Спускаюсь, подхожу к комнате и вхожу в нее так, словно туда заползла гадюка. Первым делом вытягиваю сумку из-под кровати. Дергаю за язычок молнии. Сверху – женское белье, под бельем – что-то круглое и тяжелое, завернутое в тряпочки. Я сразу понял. Сумка была полна боевых гранат! Я насчитал их ровно сорок штук. Запалы в отдельной коробочке. Ну, по крайней мере, я теперь вооружен до зубов.
Неужели Людмила торгует оружием? Вот почему она не решалась ехать на такси! Вот почему к сумке так стремились таксисты. Возможно, именно поэтому сюда проник убийца.

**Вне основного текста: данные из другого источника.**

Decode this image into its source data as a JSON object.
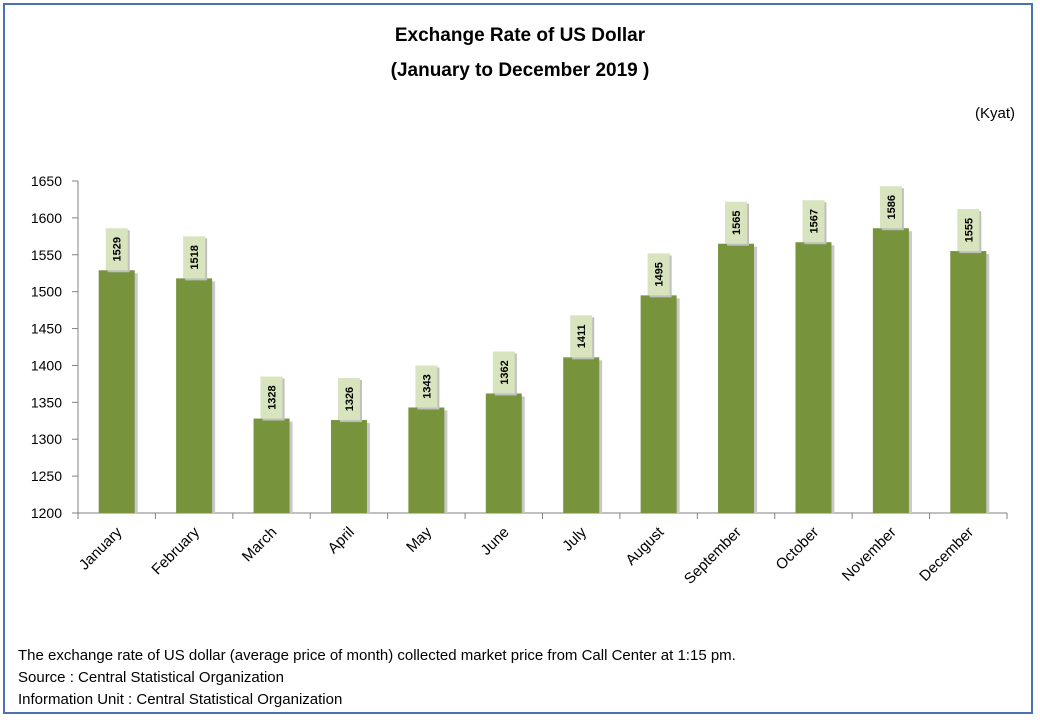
{
  "chart_data": {
    "type": "bar",
    "title": "Exchange Rate of US Dollar",
    "subtitle": "(January  to December 2019 )",
    "unit": "(Kyat)",
    "categories": [
      "January",
      "February",
      "March",
      "April",
      "May",
      "June",
      "July",
      "August",
      "September",
      "October",
      "November",
      "December"
    ],
    "values": [
      1529,
      1518,
      1328,
      1326,
      1343,
      1362,
      1411,
      1495,
      1565,
      1567,
      1586,
      1555
    ],
    "yticks": [
      1200,
      1250,
      1300,
      1350,
      1400,
      1450,
      1500,
      1550,
      1600,
      1650
    ],
    "ylim": [
      1200,
      1650
    ],
    "xlabel": "",
    "ylabel": "",
    "grid": false,
    "legend": "none"
  },
  "colors": {
    "bar": "#77933c",
    "label_bg": "#d7e4bd",
    "border": "#4a72b0",
    "axis": "#808080"
  },
  "footnotes": {
    "note": "The exchange rate of  US dollar (average price of month) collected market price from Call Center at 1:15 pm.",
    "source": "Source : Central Statistical Organization",
    "info_unit": "Information Unit : Central Statistical Organization"
  }
}
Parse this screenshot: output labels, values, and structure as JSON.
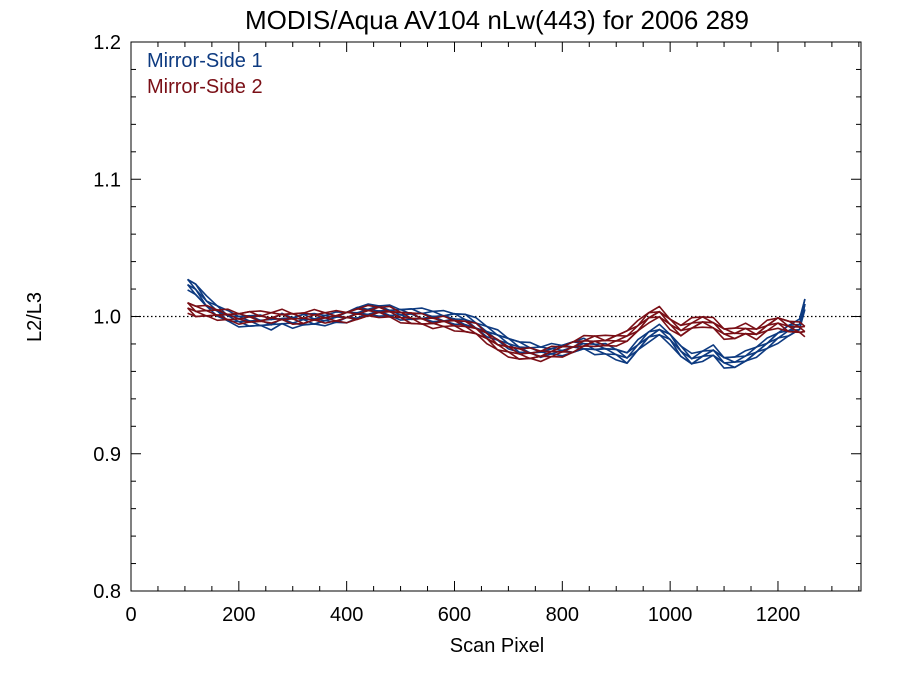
{
  "chart_data": {
    "type": "line",
    "title": "MODIS/Aqua AV104 nLw(443) for 2006 289",
    "xlabel": "Scan Pixel",
    "ylabel": "L2/L3",
    "xlim": [
      0,
      1354
    ],
    "ylim": [
      0.8,
      1.2
    ],
    "xticks": [
      "0",
      "200",
      "400",
      "600",
      "800",
      "1000",
      "1200"
    ],
    "yticks": [
      "0.8",
      "0.9",
      "1.0",
      "1.1",
      "1.2"
    ],
    "reference_line": 1.0,
    "grid": false,
    "legend_position": "top-left",
    "series": [
      {
        "name": "Mirror-Side 1",
        "color": "#0d3a80",
        "x": [
          105,
          120,
          140,
          160,
          180,
          200,
          220,
          240,
          260,
          280,
          300,
          320,
          340,
          360,
          380,
          400,
          420,
          440,
          460,
          480,
          500,
          520,
          540,
          560,
          580,
          600,
          620,
          640,
          660,
          680,
          700,
          720,
          740,
          760,
          780,
          800,
          820,
          840,
          860,
          880,
          900,
          920,
          940,
          960,
          980,
          1000,
          1020,
          1040,
          1060,
          1080,
          1100,
          1120,
          1140,
          1160,
          1180,
          1200,
          1220,
          1240,
          1250
        ],
        "y": [
          1.025,
          1.02,
          1.01,
          1.005,
          1.0,
          0.998,
          0.997,
          0.996,
          0.995,
          0.998,
          0.997,
          0.998,
          0.997,
          0.998,
          0.999,
          1.001,
          1.003,
          1.004,
          1.005,
          1.004,
          1.003,
          1.002,
          1.001,
          1.001,
          1.0,
          1.0,
          0.998,
          0.994,
          0.99,
          0.986,
          0.982,
          0.978,
          0.976,
          0.975,
          0.976,
          0.977,
          0.978,
          0.979,
          0.977,
          0.976,
          0.974,
          0.97,
          0.978,
          0.986,
          0.99,
          0.985,
          0.975,
          0.968,
          0.972,
          0.975,
          0.968,
          0.967,
          0.97,
          0.975,
          0.98,
          0.986,
          0.99,
          0.993,
          1.01
        ]
      },
      {
        "name": "Mirror-Side 2",
        "color": "#7a0f16",
        "x": [
          105,
          120,
          140,
          160,
          180,
          200,
          220,
          240,
          260,
          280,
          300,
          320,
          340,
          360,
          380,
          400,
          420,
          440,
          460,
          480,
          500,
          520,
          540,
          560,
          580,
          600,
          620,
          640,
          660,
          680,
          700,
          720,
          740,
          760,
          780,
          800,
          820,
          840,
          860,
          880,
          900,
          920,
          940,
          960,
          980,
          1000,
          1020,
          1040,
          1060,
          1080,
          1100,
          1120,
          1140,
          1160,
          1180,
          1200,
          1220,
          1240,
          1250
        ],
        "y": [
          1.008,
          1.004,
          1.003,
          1.002,
          1.001,
          1.0,
          1.0,
          0.999,
          1.0,
          1.001,
          1.0,
          0.999,
          1.0,
          1.0,
          1.0,
          1.001,
          1.002,
          1.003,
          1.004,
          1.003,
          1.001,
          0.999,
          0.997,
          0.996,
          0.996,
          0.995,
          0.993,
          0.99,
          0.985,
          0.979,
          0.976,
          0.973,
          0.972,
          0.972,
          0.974,
          0.976,
          0.978,
          0.981,
          0.983,
          0.982,
          0.984,
          0.986,
          0.992,
          1.0,
          1.003,
          0.996,
          0.99,
          0.994,
          0.997,
          0.995,
          0.989,
          0.988,
          0.99,
          0.988,
          0.993,
          0.997,
          0.993,
          0.991,
          0.99
        ]
      }
    ]
  }
}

Остаток ночи я провожу будто в кошмаре. Вздрагиваю при каждом шорохе. Утром перегружаю гранаты в свою сумку и ухожу в город. Убеждаюсь, что за мной не следят. Иду к морю. Берег пустынен. Ласковые зеленоватые волны с шипением набегают на песок. Забредаю подальше от пляжа, и в небольшой бухте топлю гранаты, заваливаю их галькой. Над моей головой пролетают чайки и резкими противными криками спрашивают меня, чем я занимаюсь.
Глядя на рябую поверхность моря, я замечаю, что она уже не выглядит светло-лазурной. Мне видно, как в чистой воде плавают темные скопления водорослей, медленно раскачивающиеся у самого дна. Море, отступая от берега, становится все темней. Из лазурного оно «перетекает» в голубое, затем – в зеленое и, в конце концов, в темно-синее.
Неожиданно я слышу гудение, и совсем близко вижу на этой темно-синей глади Черного моря белый гидроплан. Это обычный АН-2 на поплавках, но добротно выкрашенный в белый цвет. Частный самолет, отмечаю я, какая еще государственная организация будет красить самолет в белый цвет? Да и рядом огромный многоэтажный шикарный особняк, к тому же за капитальным забором. Это, скорее всего, владелец самолета. Ну, Кавказ! Уже имеют собственные самолеты в то время, когда по всей стране люди живут от зарплаты до зарплаты.
Я отметил, что двигатель работает, пропеллер вращается, а человек, судя по всему, пилот, задрав голову вверх, разглядывает из-под ладони берег. Хочется верить, что он все же не обратил внимания на меня и не заметил «моих» боеприпасов.
Теперь необходимо разыскать Людмилу. Вместо того, чтобы лежать на пляже и смотреть на облака, я вынужден работать. Работать на черт знает кого.
…Надежда увидеть Людмилу ничтожная, уже прошло три или четыре дня, а я все кружу по городу, в карманах у меня по гранате. Стараюсь не попадаться на глаза таксистам. Люди судачат об убийстве в гостинице. Труп обнаружили на второй день.
Две ночи я не ночевал в гостинице. Подходил к зданию, смотрел на горящие окна и не осмеливался войти. В комнате Наташи каждый вечер сидят три абхазца. Каждый раз из гостиницы выходят только двое. Тот, которого назвали Цейба, не выходит. Наташа не потеряет ни одной ночи.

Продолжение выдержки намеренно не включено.